Primo Piatto

Por Márcia Luz | 17 de Setembro de 2008.

Mais uma da temporada na Itália. Em outro texto publicado aqui, contei uma aventura gastronômica que envolvia uma galinha, uma colher de pau e três mulheres – uma senhora de 70 anos, sua sobrinha, com 24, e a neta, no auge dos 15 aninhos – que foram morar uns tempos com um padre, filho da senhora, em Bologna.

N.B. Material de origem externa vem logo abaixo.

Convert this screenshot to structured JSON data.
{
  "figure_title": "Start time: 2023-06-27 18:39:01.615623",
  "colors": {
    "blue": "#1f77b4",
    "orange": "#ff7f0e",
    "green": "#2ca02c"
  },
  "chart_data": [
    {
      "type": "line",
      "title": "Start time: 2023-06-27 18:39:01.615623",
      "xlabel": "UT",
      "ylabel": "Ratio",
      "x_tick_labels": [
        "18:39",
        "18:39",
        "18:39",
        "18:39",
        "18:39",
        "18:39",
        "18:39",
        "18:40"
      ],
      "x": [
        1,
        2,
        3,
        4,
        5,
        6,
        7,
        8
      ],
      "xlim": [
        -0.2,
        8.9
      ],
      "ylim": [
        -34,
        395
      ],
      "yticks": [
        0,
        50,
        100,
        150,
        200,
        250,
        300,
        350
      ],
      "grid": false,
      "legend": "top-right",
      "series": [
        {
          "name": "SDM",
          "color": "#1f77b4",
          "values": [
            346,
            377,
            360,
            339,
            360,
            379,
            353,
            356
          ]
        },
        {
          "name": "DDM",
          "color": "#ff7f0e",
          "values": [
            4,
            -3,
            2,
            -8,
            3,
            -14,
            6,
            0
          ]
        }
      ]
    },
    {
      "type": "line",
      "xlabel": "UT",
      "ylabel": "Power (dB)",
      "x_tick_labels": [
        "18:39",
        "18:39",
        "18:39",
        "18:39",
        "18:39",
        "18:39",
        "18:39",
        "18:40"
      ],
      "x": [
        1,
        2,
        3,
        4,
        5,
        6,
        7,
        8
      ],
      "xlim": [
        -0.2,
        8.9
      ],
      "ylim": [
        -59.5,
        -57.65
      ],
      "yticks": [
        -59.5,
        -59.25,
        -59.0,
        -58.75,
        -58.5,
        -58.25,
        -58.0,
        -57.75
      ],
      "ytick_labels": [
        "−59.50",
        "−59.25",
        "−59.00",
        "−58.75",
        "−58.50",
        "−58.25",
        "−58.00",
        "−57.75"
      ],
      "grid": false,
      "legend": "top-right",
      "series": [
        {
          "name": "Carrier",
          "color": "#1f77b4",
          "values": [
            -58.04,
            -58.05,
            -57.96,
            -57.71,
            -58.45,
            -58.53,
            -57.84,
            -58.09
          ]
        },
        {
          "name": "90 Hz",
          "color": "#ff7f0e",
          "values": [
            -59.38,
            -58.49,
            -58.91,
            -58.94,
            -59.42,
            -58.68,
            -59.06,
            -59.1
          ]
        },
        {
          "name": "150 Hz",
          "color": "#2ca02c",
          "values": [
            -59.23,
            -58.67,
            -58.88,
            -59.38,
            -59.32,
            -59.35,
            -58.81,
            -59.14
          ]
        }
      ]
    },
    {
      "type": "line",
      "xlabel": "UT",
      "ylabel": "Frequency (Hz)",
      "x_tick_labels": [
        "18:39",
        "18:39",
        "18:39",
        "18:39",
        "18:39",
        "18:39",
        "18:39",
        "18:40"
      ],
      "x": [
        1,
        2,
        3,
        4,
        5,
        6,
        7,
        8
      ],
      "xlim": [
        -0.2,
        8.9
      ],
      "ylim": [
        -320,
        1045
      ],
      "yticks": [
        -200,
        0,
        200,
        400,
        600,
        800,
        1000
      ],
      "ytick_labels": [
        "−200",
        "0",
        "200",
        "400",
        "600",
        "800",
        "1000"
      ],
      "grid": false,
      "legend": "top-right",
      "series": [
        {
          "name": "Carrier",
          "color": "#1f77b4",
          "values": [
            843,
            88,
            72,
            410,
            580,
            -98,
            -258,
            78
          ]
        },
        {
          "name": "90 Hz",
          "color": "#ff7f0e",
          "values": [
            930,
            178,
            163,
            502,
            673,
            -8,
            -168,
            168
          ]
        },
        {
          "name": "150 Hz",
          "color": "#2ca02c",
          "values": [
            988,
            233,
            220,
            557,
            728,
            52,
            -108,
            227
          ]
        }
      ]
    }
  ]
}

Pois bem, lá vai outra. Logo que chegaram na Itália, foram recebidas pelo padre em Roma, e lá passaram alguns dias antes de partir para Bologna, hospedadas em um hotel para padres (sei que não é essa a denominação correta do lugar, mas deu para entender, né?). Claro que as três causaram uma certa agitação no local, que certamente não costuma receber mulheres, mas isso é tema para outro texto. Lá, as refeições eram servidas em sistema de bufê, e elas podiam servir-se do que quisessem e quanto quisessem, sem precisar seguir o ritual italiano, que será descrito daqui a pouco. Bem, para alívio do pessoal da hospedagem, em poucos dias todos seguiram para Bologna, onde ficariam no apartamento do padre. Que, aliás, era muito querido pela comunidade local. Em Bologna, seriam recebidos com um almoço carinhosamente organizado pela família de outro padre, Don Giulio. No caminho, foram alertadas insistentemente sobre os hábitos italianos à mesa. “Não podem deixar nada no prato, isso é uma grande falta de educação aqui”, dizia o padre às três. A recomendação nem seria necessária: chegaram tão famintas em Bologna que podiam comer um boi.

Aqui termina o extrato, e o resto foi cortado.